A Real-World Study: Therapeutic Outcomes of ROS1-Positive Advanced NSCLC.

BACKGROUND

ROS1 gene rearrangement is an important target for NSCLC treatment. There is not yet sufficient real-world data on ROS1 diagnostic methods, treatment selection, and clinical outcomes in the Chinese population.

METHODS

A single-center retrospective collection of patients with a diagnosis of ROS1-positive advanced NSCLC from July 2011 to November 2021 was performed to document the method of ROS1 testing, treatment options, efficacy, and resistance to ROS1 inhibitors in these patients.

RESULTS

The method of ROS1 testing and initial treatment selection were significantly correlated with time.
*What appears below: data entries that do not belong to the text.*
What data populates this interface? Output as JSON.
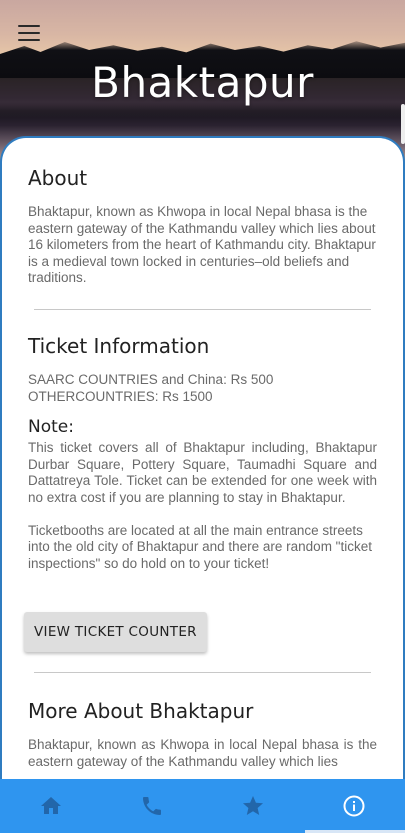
{
  "hero": {
    "title": "Bhaktapur"
  },
  "about": {
    "heading": "About",
    "text": "Bhaktapur, known as Khwopa in  local  Nepal bhasa  is the eastern gateway of the Kathmandu valley which lies about 16 kilometers from  the heart of Kathmandu city. Bhaktapur is  a  medieval town  locked in centuries–old beliefs and traditions."
  },
  "ticket": {
    "heading": "Ticket Information",
    "lines": [
      "SAARC COUNTRIES and China: Rs 500",
      "OTHERCOUNTRIES: Rs 1500"
    ],
    "note_heading": "Note:",
    "note_text": "This ticket covers all of Bhaktapur including,  Bhaktapur Durbar Square, Pottery Square,  Taumadhi  Square  and Dattatreya  Tole.  Ticket  can be extended for  one  week with no extra   cost    if you  are planning to   stay   in Bhaktapur.",
    "booths_text": "Ticketbooths  are located at  all the main entrance streets  into the   old  city of Bhaktapur and there are random  \"ticket inspections\" so do hold on to your ticket!",
    "button_label": "VIEW TICKET COUNTER"
  },
  "more": {
    "heading": "More About Bhaktapur",
    "text": "Bhaktapur,  known as  Khwopa in local Nepal  bhasa is the eastern gateway of the Kathmandu valley which lies"
  },
  "nav": {
    "items": [
      "home-icon",
      "phone-icon",
      "star-icon",
      "info-icon"
    ],
    "active_index": 3,
    "color": "#2f95ef"
  }
}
ROS1 testing shifted from FISH (67% pre-2019) to NGS (96.3% post-2019; p < 0.001). First-line ROS1-TKI use increased from 60.0% to 92.0% (p = 0.041). The vast majority of patients (90.0%) chose crizotinib as the initial ROS1 inhibitor, with objective response rates (for patients with target lesions) and median progression-free survival of 82.8% (95% CI: 68.1%-97.9%) and 18.7 months (95% CI: 8.9-28.4 months), respectively. CNS was the most common site of progression for crizotinib (60%, 13/26, including 11 intracranial progressions alone). Compared to patients who received a chemotherapy-based regimen (n = 8) as first-line therapy, patients who received ROS1-TKI (n = 32) as first-line therapy had significantly longer median PFS (18.3 months vs. 3.7 months, p < 0.001). For ROS1 inhibitor-resistant patients, 48.3% of patients underwent rebiopsy throughout the course of their disease, with G2032R being the most common secondary ROS1 mutation (7/8).

CONCLUSION

With the innovation of diagnostic and therapeutic methods and the expansion of the scope of the health insurance coverage, more and more patients are benefiting from new technologies and targeted drugs. Although crizotinib has brought excellent therapeutic data for ROS1-positive patients, better brain protection strategies should be explored for ROS1-positive patients in the future. In addition, the low rate of rebiopsy in real-world ROS1-positive patients should also be emphasized in clinical practice.